Los resultados del domingo en el referéndum de secesión organizado en Crimea, no han sido una sorpresa para nadie. El sí a la unión con Rusia ha triunfado masivamente. Ahora le toca mover ficha a Putin. Las turbulencias en el este de Europa han provocado en las últimas semanas diversas reacciones, de pensadores, escritores y periodistas que tratan de escudriñar las consecuencias de esta complicada partida de ajedrez. Un ejemplo es el artículo de Natham Gardels “Por qué Putin quiere apoderarse de Crimea”, publicado por el diario El País la semana pasada. He aquí algunas de las ideas que plantea el autor.

  1. Convergencia de los modelos de crecimiento. Sin embargo,  la consecuencia no ha sido un mundo más plano o equilibrado, sino un resurgimiento de nuevas potencias que han reafirmado su identidad cultural (Rusia, Turquía, India y sobre todo China). En la globalización neoliberal nadie tiene las riendas absolutas del nuevo orden. 
  2. El nuevo nacionalismo de las potencias emergentes es una consecuencia de la humillación real o imaginaria infundida  por “Occidente”. 
  3. Tras el final de la Guerra Fría y la desintegración de la URSS, el presidente ruso trata de reconstruir el espacio de influencia de su país y reforzar su identidad cultural euroasiática. Recurre a pensadores  como Nikolai Berdiaev, Vladímir Soloviev e Iván Ilyin, pertenecientes a la corriente del renacimiento cultural ruso de principios del Siglo XX.
  4. Putin recoge el resentimiento anti-occidental de parte del pueblo ruso, resentimiento que han manifestado incluso dos personajes muy queridos en Occidente, como Solzhenitsyn y Gorbachov. El primero, a pesar de ser un declarado anticomunista, se horrorizó al advertir las consecuencias morales de la caída de la URSS. Según Solzhenitsyn  el occidentalismo consumista y las libertades ponían en peligro el alma rusa. Por su parte Gorbachov,  se quejaba de que Estados Unidos le había traicionado incumpliendo sus promesas en lo referente al nuevo equilibrio de poder, pactado tras el final de la Guerra Fría: restricción en la ampliación de la OTAN, orden multilateral etc. 

Lo que ya no comparto con el autor son sus recetas para hacer frente al resurgir nacionalista en el mundo. Un nuevo cosmopolitismo, que sin anular las identidades culturales de partida, las supere integrando a las personas en otras comunidades de intereses. Para defender su tesis Gardels  cita a la novelista turca Elif Shafak. 
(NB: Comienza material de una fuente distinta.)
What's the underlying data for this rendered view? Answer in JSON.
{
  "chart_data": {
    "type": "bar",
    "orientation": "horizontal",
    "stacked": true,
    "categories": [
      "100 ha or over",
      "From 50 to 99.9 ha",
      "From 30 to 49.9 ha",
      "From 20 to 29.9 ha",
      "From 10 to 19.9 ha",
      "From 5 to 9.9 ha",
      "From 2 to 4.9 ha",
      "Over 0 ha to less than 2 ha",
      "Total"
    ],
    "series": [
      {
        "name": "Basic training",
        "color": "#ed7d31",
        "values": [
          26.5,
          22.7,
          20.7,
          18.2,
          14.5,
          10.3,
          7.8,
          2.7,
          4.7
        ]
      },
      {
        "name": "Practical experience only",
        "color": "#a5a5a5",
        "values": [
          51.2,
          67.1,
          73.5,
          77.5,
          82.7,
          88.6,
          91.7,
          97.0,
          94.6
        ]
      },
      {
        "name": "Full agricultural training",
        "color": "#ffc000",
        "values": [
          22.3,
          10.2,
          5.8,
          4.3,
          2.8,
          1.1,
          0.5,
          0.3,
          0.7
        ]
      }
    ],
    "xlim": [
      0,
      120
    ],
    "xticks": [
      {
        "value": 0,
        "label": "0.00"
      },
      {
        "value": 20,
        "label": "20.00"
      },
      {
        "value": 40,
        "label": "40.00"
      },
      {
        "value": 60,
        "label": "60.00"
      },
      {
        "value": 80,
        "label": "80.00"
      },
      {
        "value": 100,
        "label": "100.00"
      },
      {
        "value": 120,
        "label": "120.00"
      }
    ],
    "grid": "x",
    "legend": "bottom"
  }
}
En vez de limitarnos a la oposición binaria de la política identitaria, debemos hacer todo lo contrario, multiplicar nuestras adhesiones y afiliaciones”, escribe. “Yo soy de Estambul, y soy del Egeo, y de Oriente Próximo, y de Asia, y de los Balcanes, y de Europa oriental, y de Europa, y de ninguna parte y del mundo entero. Cuantas más definiciones tenga una persona, más probabilidades tiene de que su identidad se solape con la de otra. Las identidades coincidentes unen a la gente y reducen las tensiones, el odio y los nacionalismos. Es más difícil odiar a otro cuando pensamos que tenemos muchas cosas en común.

El problema, o más bien la contradicción en el argumento de Gardels, se encuentra en que la creación de nuevas identidades de pertenencia no es un proceso que surja por la buena voluntad de sujetos con deseos de paz y de armonía. Su creación va siempre acompañada de la construcción de entramados institucionales con vocación unificadora, lo que a su vez  provoca conflictos entre las identidades de partida que se pretende ensamblar. Precisamente la Unión Soviética o la Yugoslavia de Tito son dos ejemplos en los que se intentó crear una identidad dual integradora: la del nuevo hombre socialista o soviético, que cobijaba en su seno a múltiples realidades etno-culturales. El proceso fracasó tanto en la URSS como en Yugoslavia, aunque consiguió mantener ambos países unidos durante largas décadas impulsando innegables logros en diversas esferas. Pero podemos convenir que pacífico, lo que se dice pacífico, no fue en ninguno de los dos casos.